A military intelligence specialist, Eisin assumed the Iranian-backed paramilitary group was firing missiles into Israel. “All our intelligence capabilities were built up to look at Hezbollah and the Islamic regime in Iran,” she said. “Then we saw it was coming from the south. And we were like, Hamas? Oh, my God.”
Almost 20 months ago, Israel’s intelligence agencies were humiliated when Hamas launched its surprise attack from Gaza, killing 1,195 people and taking more than 250 hostages. The commander of Israel’s military surveillance agency resigned and public support for organisations such as Mossad fell to an all-time low.
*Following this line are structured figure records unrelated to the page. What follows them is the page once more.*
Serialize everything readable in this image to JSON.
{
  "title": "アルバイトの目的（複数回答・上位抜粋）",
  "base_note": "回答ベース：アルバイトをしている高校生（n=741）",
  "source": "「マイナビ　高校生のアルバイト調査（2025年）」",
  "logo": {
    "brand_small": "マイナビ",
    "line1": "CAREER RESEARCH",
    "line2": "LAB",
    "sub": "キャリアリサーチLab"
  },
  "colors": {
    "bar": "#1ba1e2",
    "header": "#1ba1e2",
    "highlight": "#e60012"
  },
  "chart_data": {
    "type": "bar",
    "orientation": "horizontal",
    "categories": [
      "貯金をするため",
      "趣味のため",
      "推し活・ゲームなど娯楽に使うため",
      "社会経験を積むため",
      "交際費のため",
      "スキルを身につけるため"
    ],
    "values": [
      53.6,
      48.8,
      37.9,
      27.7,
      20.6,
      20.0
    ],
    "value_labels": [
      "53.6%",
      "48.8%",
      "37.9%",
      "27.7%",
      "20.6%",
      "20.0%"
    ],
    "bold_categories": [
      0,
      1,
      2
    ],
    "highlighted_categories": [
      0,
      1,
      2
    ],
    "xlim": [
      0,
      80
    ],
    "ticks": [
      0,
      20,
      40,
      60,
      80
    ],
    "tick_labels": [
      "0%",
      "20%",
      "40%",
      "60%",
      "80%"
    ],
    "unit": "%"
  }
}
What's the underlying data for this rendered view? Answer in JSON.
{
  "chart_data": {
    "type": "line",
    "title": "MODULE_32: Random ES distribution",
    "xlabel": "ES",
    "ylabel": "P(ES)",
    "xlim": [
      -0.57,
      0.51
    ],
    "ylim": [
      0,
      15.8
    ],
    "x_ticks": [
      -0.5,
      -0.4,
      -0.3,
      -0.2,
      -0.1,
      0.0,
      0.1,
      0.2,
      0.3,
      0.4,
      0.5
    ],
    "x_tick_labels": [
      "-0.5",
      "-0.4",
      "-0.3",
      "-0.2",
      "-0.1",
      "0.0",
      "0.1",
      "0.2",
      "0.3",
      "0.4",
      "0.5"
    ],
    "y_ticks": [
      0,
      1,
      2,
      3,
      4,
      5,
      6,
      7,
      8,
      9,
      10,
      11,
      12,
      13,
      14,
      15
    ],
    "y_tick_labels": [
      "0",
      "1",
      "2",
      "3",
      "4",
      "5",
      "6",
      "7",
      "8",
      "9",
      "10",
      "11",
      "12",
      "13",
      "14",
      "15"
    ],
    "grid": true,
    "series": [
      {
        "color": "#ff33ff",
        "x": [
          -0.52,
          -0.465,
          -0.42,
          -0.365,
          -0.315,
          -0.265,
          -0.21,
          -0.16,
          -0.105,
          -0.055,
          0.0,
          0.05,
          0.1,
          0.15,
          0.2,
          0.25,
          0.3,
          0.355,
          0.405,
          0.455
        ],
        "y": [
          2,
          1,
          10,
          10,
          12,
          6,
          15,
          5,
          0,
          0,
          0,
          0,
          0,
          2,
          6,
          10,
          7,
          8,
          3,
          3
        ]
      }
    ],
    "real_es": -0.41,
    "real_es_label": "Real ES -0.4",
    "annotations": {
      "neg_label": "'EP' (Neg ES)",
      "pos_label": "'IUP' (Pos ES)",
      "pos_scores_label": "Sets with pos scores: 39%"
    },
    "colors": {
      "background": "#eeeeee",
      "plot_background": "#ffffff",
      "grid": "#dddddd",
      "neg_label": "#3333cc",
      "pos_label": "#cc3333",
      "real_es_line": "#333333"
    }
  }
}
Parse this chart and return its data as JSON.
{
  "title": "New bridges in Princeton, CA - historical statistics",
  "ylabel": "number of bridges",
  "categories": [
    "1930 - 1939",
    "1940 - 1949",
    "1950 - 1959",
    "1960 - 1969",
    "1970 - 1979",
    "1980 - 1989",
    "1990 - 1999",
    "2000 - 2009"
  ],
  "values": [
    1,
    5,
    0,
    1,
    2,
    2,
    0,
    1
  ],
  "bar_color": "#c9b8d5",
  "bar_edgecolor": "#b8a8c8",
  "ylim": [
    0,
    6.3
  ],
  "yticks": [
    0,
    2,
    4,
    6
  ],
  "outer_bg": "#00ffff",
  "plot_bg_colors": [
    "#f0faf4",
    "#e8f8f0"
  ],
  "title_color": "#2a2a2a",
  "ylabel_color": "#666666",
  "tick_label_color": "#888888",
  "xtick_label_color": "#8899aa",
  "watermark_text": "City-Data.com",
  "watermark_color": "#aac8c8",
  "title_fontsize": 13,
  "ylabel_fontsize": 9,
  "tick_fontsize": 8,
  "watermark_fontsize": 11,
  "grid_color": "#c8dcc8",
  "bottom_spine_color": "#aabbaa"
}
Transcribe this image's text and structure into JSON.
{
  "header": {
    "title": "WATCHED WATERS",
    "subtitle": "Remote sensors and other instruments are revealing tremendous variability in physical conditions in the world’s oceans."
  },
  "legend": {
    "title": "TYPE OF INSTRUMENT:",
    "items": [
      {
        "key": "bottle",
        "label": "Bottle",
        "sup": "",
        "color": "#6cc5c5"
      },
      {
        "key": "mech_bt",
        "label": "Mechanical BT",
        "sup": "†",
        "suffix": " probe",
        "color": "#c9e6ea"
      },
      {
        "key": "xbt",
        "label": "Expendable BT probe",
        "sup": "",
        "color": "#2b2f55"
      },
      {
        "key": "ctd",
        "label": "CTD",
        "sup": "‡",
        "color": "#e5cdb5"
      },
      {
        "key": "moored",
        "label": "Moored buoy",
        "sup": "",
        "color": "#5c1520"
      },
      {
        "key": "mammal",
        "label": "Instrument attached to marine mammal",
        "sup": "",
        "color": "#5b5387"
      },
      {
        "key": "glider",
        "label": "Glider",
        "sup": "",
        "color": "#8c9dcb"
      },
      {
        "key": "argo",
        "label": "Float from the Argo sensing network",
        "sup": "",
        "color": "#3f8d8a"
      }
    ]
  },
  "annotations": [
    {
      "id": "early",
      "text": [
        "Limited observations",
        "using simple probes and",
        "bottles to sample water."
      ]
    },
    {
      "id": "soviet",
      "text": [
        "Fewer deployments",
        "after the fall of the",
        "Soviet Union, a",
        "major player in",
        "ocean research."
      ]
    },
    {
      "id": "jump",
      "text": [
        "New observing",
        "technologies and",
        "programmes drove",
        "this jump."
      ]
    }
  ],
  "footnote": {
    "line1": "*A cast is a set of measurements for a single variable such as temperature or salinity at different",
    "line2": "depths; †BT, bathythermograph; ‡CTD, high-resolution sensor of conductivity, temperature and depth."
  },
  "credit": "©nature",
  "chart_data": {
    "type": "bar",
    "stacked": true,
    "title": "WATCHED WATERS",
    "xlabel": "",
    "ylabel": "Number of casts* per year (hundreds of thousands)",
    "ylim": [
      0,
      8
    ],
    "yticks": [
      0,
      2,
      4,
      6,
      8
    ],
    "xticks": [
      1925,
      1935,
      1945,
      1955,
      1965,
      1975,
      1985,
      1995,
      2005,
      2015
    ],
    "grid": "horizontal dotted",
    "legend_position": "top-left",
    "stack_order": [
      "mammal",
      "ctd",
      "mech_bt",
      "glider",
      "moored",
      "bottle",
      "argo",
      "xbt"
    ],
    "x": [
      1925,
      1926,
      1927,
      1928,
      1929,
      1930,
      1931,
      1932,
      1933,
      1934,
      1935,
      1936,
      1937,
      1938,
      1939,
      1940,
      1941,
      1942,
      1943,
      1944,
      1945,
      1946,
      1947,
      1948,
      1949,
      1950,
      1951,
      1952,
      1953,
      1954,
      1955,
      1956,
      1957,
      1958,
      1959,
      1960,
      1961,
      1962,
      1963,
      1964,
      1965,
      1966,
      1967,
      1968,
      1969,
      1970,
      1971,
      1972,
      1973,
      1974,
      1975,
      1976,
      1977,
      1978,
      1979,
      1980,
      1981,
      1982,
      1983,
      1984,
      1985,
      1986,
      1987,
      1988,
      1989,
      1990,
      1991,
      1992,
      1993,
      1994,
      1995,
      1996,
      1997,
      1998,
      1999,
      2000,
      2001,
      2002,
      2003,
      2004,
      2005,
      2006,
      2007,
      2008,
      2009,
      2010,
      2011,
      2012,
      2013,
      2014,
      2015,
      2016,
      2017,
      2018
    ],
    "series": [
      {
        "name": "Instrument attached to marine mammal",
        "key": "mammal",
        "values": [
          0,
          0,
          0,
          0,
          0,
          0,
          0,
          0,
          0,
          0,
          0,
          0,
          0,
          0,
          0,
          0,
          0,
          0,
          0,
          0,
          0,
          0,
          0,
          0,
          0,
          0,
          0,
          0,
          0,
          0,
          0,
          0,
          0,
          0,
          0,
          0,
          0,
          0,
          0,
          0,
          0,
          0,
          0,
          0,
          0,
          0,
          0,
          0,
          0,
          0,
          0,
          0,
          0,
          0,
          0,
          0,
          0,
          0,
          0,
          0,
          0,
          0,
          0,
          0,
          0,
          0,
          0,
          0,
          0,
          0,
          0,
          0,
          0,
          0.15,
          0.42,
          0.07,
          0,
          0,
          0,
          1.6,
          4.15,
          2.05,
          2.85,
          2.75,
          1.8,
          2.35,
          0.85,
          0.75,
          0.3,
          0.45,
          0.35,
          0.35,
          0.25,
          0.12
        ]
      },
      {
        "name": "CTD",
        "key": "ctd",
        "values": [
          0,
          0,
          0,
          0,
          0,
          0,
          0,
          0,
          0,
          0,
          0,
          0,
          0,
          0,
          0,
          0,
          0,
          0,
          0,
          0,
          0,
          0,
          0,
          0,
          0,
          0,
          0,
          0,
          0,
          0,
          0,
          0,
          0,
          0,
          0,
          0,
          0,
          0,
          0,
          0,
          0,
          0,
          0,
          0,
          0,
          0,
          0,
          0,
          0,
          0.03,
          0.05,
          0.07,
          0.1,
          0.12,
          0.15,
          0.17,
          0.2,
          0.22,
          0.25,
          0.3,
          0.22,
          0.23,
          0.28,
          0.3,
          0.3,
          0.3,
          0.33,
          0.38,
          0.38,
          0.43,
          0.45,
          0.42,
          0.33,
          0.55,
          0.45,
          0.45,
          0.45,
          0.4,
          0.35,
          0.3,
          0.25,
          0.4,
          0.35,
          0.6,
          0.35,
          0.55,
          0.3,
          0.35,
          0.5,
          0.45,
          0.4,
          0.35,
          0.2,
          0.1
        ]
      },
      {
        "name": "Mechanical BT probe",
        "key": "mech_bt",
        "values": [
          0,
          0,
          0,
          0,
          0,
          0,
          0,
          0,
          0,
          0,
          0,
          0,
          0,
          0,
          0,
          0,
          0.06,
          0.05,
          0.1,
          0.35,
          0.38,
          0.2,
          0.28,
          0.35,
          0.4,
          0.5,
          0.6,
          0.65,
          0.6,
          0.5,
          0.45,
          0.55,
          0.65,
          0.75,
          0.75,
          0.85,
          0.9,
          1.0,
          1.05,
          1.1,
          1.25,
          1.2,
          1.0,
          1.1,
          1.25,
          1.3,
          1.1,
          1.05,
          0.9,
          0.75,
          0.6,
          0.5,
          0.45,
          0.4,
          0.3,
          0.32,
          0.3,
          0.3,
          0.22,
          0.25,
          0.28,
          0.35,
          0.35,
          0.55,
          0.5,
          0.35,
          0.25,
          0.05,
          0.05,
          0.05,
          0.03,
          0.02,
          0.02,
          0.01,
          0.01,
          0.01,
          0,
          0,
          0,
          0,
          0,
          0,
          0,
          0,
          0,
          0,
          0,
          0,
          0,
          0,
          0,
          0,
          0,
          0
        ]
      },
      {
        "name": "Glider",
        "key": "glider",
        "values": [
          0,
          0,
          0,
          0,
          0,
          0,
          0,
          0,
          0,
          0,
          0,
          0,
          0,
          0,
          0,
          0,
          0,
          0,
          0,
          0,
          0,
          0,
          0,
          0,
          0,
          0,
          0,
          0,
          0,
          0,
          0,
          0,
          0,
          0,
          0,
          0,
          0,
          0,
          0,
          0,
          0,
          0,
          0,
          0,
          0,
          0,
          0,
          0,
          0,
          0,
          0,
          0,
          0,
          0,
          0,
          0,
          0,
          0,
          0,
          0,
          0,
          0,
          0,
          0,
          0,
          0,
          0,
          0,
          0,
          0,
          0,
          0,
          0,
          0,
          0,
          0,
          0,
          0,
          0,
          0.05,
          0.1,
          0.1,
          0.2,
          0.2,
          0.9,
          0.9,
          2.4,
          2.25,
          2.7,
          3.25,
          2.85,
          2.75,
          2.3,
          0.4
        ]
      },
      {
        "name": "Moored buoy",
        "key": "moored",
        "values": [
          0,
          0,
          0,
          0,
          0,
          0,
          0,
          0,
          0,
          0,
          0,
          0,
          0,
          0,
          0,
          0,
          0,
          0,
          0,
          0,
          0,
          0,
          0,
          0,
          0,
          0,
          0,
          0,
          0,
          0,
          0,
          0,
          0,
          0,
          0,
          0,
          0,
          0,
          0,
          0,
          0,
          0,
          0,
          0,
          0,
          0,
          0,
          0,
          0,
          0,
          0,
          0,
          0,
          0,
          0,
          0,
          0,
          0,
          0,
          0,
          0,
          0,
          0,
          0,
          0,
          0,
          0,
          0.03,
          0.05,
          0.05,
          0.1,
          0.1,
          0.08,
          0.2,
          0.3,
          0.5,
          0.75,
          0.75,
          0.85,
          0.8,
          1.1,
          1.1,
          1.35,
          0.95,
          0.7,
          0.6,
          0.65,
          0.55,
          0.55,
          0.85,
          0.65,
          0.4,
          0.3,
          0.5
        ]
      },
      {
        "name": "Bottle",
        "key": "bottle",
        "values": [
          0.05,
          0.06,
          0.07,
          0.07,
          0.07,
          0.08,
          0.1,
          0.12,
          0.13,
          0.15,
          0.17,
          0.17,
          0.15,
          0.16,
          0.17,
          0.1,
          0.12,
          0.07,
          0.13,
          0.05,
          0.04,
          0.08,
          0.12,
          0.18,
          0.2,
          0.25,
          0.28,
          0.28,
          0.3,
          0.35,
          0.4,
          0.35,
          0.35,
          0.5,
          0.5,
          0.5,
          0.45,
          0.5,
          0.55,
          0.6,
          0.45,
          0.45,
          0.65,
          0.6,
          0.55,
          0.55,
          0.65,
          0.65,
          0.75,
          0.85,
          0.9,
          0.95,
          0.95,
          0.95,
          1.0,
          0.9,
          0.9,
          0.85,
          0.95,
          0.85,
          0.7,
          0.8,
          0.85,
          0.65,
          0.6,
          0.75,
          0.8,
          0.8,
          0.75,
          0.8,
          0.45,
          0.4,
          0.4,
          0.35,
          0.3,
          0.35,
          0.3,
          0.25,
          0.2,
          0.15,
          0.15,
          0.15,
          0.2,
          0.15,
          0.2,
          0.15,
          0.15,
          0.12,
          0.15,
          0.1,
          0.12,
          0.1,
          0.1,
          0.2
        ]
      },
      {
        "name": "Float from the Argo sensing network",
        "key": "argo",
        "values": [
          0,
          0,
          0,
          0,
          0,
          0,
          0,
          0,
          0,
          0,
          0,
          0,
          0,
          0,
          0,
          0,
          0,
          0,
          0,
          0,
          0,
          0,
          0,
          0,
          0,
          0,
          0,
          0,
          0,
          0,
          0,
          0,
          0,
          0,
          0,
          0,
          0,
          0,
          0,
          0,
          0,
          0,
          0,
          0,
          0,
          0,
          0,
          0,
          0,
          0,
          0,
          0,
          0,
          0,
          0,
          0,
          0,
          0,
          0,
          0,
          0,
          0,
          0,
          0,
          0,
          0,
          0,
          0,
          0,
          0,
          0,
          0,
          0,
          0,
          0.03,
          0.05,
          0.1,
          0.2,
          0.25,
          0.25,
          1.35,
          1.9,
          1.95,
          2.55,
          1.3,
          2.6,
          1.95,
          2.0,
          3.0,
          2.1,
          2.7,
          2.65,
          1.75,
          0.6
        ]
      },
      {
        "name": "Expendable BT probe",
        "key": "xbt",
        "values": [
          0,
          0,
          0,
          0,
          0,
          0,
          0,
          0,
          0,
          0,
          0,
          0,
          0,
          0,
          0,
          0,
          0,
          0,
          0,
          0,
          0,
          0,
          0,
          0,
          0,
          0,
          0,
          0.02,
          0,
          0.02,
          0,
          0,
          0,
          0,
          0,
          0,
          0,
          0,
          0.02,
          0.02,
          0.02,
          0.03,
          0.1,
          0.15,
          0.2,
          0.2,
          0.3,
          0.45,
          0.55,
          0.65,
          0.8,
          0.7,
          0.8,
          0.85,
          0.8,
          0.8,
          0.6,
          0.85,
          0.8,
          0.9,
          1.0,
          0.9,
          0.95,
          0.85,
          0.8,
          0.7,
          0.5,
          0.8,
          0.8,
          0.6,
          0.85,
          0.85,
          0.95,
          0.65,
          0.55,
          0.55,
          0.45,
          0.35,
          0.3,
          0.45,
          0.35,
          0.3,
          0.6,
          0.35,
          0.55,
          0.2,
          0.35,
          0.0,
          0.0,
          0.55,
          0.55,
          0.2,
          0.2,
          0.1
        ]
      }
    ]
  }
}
In last week’s attack on Iran, Israel’s spies have taken the opportunity to rebuild their tattered reputation. This time, they were fighting an enemy they knew inside out. “When you look at what we've done in the last six days, you see capabilities that have been built over 20 years,” Eisin said.
By the time Israel's advanced F-35 jet fighters had crossed into Iranian airspace in the early hours of 13 June, Mossad was well established behind enemy lines. As jets buzzed overhead, the agents activated armoured drones and other weapons that had been smuggled into Iran months before. In a matter of hours, entire aerial defence units were destroyed before they could fire on a single jet.
At the same time, Israeli intelligence pinpointed the locations of key Iranian targets, enabling six top nuclear scientists to be assassinated in a single airstrike. On Tuesday, Israel killed Iran’s top military commander only four days after an airstrike took out his predecessor.